Prevalence and Characteristics of Each Metabolic Health Status at Baseline

Among 2,842 participants, 1,604 participants were MHN, 449 participants were MUN, 282 participants were MHO, and 507 participants were MUO. Table 1 exhibits the clinical characteristics of the study population at the 2007 survey according to the metabolic health status. The mean values of systolic blood pressure, diastolic blood pressure, WC, and BMI; the median values of serum hs-CRP and HOMA-IR; and the frequency of use of antihypertensive agents were all significantly higher in participants with MHO compared to those with MHN. However, the values were even higher in participants with MUO, and additionally, those with MUO had significantly higher mean values of age, fasting plasma glucose, and LDL cholesterol, significantly higher median value of TG, and significantly greater frequency of chronic kidney disease compared to those with MHN. Conversely, the mean value of serum HDL cholesterol was significantly lower in participants with MHO compared to those with MHN, and even lower in participants with MUO.

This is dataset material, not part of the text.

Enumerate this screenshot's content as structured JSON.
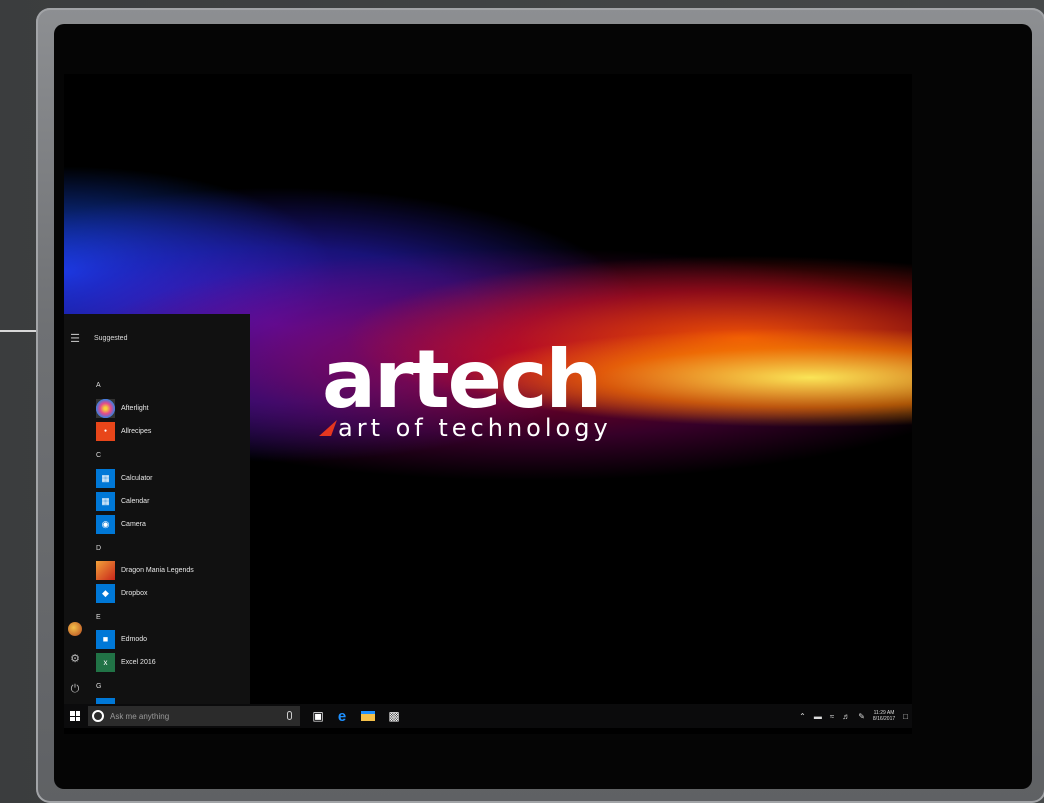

Table 1.Clinical characteristics according to metabolic health status at the 2007 survey

	Metabolic health status
	MHN (n = 1604)	MUN (n = 449)	MHO (n = 282)	MUO (n = 507)
Age (years)	62 (13)	67 (11)＊	61 (12)	63 (11)＊
Male sex (%)	43.3	35.2＊	46.8	47.1
Systolic blood pressure (mmHg)	127 (19)	141 (17)＊	130 (16)＊	143 (16)＊
Diastolic blood pressure (mmHg)	77 (10)	84 (10)＊	79 (9)＊	86 (10)＊
Use of antihypertensive agents (%)	20.3	47.0＊	27.0＊	50.1＊
Fasting plasma glucose (mg/dL)	99 (17)	112 (21)＊	100 (19)	119 (30)＊
Use of glucose-lowering agents (%)	3.0	10.9＊	4.6	16.6＊
Serum LDL cholesterol (mg/dL)	122 (30)	129 (32)＊	126 (31)	131 (31)＊
Serum HDL cholesterol (mg/dL)	71 (17)	60 (17)＊	64 (14)＊	58 (15)＊
Serum triglycerides (mg/dL)	88 (66-120)	159 (105-207)＊	95 (72-118)	147 (100-204)＊
Waist circumference (cm)	81.3 (6.5)	86.6 (5.4)＊	92.5 (6.6)＊	96.6 (7.3)＊
BMI (kg/m2)	21.7 (1.7)	22.8 (1.5)＊	26.7 (1.8)＊	27.9 (2.7)＊
Chronic kidney disease (%)	10.7	18.7＊	13.2	19.1＊
Electrocardiogram abnormalities (%)	14.5	19.8＊	11.7	15.6
Serum hs-CRP (mg/L)	0.32 (0.15-0.65)	0.48 (0.24-1.08)＊	0.56 (0.31-0.97)＊	0.71 (0.43-1.29)＊
HOMA-IR	1.09 (0.79-1.48)	1.70 (1.22-2.33)＊	1.64 (1.18-2.24)＊	2.64 (1.86-3.91)＊
Fatty liver index	14 (7-24)	33 (19-47)	40 (29-53)	62 (47-78)
Current smoking (%)	20.0	20.9	18.8	20.1
Current drinking (%)	50.2	42.8	51.1	48.7
Regular exercise (%)	27.9	33.6＊	28.7	32.0

Abbreviations: BMI, body mass index; LDL, low density lipoprotein; HDL, high density lipoprotein; HOMA-IR, homeostasis model assessment of insulin resistance; hs-CRP, high-sensitivity C-reactive protein; MHN, metabolically healthy normal weight; MHO, metabolically healthy obesity; MUN, metabolically unhealthy normal weight; MUO, metabolically unhealthy obesity.

Data are presented as the mean values (standard deviation), percentages, or median (interquartile range).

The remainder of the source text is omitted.